Wise words from you. Congratulations on this great post and great topic for a thread!

To the subject: It is much easier for us as small traders to make a high% return than for the "big guys".

It's about the "law of diminishing returns" and I've written a very detailed post on this at this link:

http://www.elitetrader.com/vb/showthread.php?s=&threadid=20180&perpage=6&pagenumber=2

-Please disregard whatever was written on that thread after that post, since it really is all nonsense. Enjoy yourself.


Have Fun and Good Luck to You!
~The Scientist :cool:
 
Quote from DT-waw:



I guess it's 9th losing day in your 7 years trading career, am I right?
http://www.elitetrader.com/vb/showthread.php?s=&postid=261456#post261456

There're two possible explanations:

1) There's sharp disparity between
the best CTA's & hedge funds
vs
the best individual traders
performance or big vs small players, if you like to call it like that.

2) People who claim such superb performance are not telling the true.


And they're both probably true.

1) seems likely to me, because of the big difference in account/position sizes being traded and the subsequant effect this has on the types of strategies available.

2) You think so? :)


ps - in the case of our esteemed Scientist, I wouldn't confuse rationality with out and out honesty, if you get what I'm saying.
 
Quote from DT-waw:



I guess it's 9th losing day in your 7 years trading career, am I right?
http://www.elitetrader.com/vb/showthread.php?s=&postid=261456#post261456

There're two possible explanations:

1) There's sharp disparity between
the best CTA's & hedge funds
vs
the best individual traders
performance or big vs small players, if you like to call it like that.

2) People who claim such superb performance are not telling the true.


Actually, I believe it's #10......I had another super small loss since the last post. It was just enough to tarnish the record.
 
Quote from Cdntrader:



"The speculator is not an investor. His object is not to secure a steady return on his money at a good rate of interest, but to profit by either a rise or fall in the price of whatever he is speculating in."

"For three weeks my average profit was 150% per week. From then on a steadily increasing scale."

Jesse Livermore

I realized I was comparing apples to oranges in using mutual fund managers and hedge fund managers with huge amounts of capital. But it makes my point even more clearly. Certainly it is easier to make high returns with a small to moderate trading account, yet few seem able to do it, at least consistently.

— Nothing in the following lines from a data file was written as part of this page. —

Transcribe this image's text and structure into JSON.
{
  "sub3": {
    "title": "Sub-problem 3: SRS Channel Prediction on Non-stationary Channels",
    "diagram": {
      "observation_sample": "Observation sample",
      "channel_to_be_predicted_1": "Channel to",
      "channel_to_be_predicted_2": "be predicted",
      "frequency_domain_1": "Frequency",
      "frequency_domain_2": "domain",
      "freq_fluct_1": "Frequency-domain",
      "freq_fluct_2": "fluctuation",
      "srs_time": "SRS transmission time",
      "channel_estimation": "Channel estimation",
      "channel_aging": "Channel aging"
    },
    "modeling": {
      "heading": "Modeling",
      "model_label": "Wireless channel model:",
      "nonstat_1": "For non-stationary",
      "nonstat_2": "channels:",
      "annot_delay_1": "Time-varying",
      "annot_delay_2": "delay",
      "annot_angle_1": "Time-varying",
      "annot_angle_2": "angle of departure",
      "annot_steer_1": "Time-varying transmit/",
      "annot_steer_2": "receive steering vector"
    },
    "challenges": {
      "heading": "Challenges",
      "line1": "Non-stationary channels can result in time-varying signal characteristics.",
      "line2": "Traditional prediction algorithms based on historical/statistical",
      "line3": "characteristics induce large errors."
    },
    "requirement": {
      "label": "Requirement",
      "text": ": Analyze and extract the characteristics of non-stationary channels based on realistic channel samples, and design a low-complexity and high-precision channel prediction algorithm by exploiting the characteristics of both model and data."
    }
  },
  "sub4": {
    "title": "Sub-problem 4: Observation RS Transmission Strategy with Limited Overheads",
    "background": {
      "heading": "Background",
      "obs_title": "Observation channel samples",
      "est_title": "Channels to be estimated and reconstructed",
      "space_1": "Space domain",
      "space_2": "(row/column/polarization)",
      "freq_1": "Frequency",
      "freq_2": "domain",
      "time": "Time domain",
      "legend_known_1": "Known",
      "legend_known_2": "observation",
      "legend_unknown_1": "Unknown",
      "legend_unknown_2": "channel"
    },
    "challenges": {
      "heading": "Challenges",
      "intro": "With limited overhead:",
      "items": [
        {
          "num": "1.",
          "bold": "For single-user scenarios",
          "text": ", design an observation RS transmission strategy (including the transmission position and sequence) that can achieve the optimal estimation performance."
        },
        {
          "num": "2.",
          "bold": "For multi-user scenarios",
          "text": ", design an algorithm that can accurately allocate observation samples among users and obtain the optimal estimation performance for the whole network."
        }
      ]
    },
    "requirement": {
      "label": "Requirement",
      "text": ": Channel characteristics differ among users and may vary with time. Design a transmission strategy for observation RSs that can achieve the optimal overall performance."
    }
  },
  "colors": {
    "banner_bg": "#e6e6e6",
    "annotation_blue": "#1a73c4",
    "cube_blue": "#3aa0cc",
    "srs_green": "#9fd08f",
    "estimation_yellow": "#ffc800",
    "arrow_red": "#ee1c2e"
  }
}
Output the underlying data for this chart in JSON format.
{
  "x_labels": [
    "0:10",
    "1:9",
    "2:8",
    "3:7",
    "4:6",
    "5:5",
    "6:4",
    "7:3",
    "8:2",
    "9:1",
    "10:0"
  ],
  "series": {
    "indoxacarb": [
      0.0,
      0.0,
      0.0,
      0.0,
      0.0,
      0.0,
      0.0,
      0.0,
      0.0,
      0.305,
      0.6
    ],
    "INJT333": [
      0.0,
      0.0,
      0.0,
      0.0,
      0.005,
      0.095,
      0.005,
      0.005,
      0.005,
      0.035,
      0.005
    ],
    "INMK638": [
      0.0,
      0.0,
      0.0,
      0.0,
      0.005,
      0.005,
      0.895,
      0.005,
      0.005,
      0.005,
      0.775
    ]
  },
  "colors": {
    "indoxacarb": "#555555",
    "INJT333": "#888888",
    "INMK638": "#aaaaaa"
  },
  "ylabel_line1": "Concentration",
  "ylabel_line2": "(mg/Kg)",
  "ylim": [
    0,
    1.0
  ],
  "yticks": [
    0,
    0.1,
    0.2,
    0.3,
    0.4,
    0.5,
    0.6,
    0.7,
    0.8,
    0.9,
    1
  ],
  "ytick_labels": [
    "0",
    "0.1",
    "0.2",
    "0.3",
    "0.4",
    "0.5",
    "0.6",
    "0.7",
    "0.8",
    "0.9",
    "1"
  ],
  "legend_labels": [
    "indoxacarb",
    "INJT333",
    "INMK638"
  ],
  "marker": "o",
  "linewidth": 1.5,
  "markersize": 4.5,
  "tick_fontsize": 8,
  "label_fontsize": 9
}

Livermore's story and insights are very interesting, but he blew up a number of times.
 
Quote from Scientist:


Dear Brother AAAInTheBeltway,

... .
To the subject: It is much easier for us as small traders to make a high% return than for the "big guys".

It's about the "law of diminishing returns" and I've written a very detailed post on this at this link:

http://www.elitetrader.com/vb/showthread.php?s=&threadid=20180&perpage=6&pagenumber=2

-Please disregard whatever was written on that thread after that post, since it really is all nonsense. Enjoy yourself.


Have Fun and Good Luck to You!
~The Scientist :cool:

I agree it's easier for a trader with adequate but not enormous capital to make higher returns. In fact, this is a recognized risk factor with CTA's or hedge funds. I'm not sure where one begins to be constrained, but there certainly have been S&P traders like Paul Tudor Jones who swung a pretty big line.